At the end of a piece of learning, we often have a call to arms. What are you going to differently tomorrow from what you did today? What footsteps are you going to take as you leave the learning behind
Understanding a subject conceptually, or academically, whilst in the room, or within the e-learning, is easy, but knowing what to do with it can be the hardest of things. How do you change your everyday reality to reflect the new knowledge, skills and attitudes? How do you internalise the learning and make it part of ‘normal’?
To understand how and why people change behaviours, how and why they take different footsteps down a different path after learning something new, we need to consider ‘Inspiration’ and ‘Motivation’. This is a little bit more than the carrot and stick. People will change behaviours because they want to, or because they have to, and all for a wide variety of reasons. Some of these factors will be ones that we can influence, by making opportunities available to people with better qualifications or training, by making things regulatory or essential, so that they have to do them to get or keep a job, but others fall outside the areas that we can influence.
People will be inspired to learn because it interests them, because they enjoy the challenge, because they want to do better in this job, or because they are desperate to get another one. They can be inspired to do better by people they admire, emulate or are jealous of, and they can be motivated by money, ego or competition.
Whilst we cannot influence many of these factors, and indeed, may not even be aware of many, there are some that we can influence or make more visible.
Inspiration is more than just watching someone you admire and wanting to copy them, although that can be an important part of it. Often people want to change some facet of their lives, but can’t see the path to how to achieve that change, and by seeing someone who has successfully travelled that journey, they can be inspired into action.
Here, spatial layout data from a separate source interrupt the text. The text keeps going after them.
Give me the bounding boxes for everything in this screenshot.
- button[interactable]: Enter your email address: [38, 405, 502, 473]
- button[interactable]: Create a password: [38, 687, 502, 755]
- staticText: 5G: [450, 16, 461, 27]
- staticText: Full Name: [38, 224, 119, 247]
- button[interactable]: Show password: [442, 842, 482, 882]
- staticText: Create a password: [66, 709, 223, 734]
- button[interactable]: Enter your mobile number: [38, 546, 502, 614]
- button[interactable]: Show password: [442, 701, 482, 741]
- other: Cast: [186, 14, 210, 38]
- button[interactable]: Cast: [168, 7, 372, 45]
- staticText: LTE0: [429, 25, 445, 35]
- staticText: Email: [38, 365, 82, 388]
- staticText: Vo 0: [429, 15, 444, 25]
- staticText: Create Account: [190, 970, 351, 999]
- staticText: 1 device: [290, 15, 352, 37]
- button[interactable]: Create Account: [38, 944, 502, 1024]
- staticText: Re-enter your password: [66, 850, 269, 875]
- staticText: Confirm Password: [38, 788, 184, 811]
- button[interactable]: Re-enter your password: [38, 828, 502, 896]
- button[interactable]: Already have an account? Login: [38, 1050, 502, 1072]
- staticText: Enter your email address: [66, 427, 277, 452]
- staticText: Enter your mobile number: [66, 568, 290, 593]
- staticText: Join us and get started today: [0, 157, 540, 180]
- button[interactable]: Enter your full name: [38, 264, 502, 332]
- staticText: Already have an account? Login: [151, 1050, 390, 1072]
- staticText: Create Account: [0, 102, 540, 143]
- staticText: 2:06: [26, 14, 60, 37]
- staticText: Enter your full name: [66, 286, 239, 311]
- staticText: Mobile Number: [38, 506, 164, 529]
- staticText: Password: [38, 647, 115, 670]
Changing things is done one step at a time and, whilst the first step is hard, the second and third ones might not me much easier. Whilst motivation can be ‘forced’, by making things mandatory, it’s impossible to force inspiration.
We often focus heavily on motivation, creating frameworks of rules and timeframes in which learning must be completed, but often pay far less attention to inspiration. This is a balance that we should try to address.
Sure, it’s important to set expectations, define parameters for success and to get people to take the first footsteps on the journey, but we need to try to inspire them at times as well. This doesn’t mean having ‘motivational’ speakers springing out of the woodwork, but might mean ensuring that we do at least consider how to capture and enhance inspiration within our messages. Maybe this is done through focussing on a wider and more holistic picture of learning, showing how skills and knowledge are relevent for today and tomorrow, but also for your next job role and even outside work.
I’ve always believed that it’s important to understand how and why people learn both within and outside of work. How do motivations and inspiration differ in those two environments? You find someone who, at work, appears lazy, uninterested and a poor learner, but who achieves great things an is viewed as inspiration by others in an entirely different part of their lives.
Taping into these extra curricular motivations can give people a chance to shine, to display their native desire to learn and to make a greater impact within the organisation. Learning is universal and timeless, something we do throughout our lives. True, some of the subjects that we ‘train’ are less than thrilling, but we can at least make them interesting and engaging by better understanding what drives us to learn in the first place.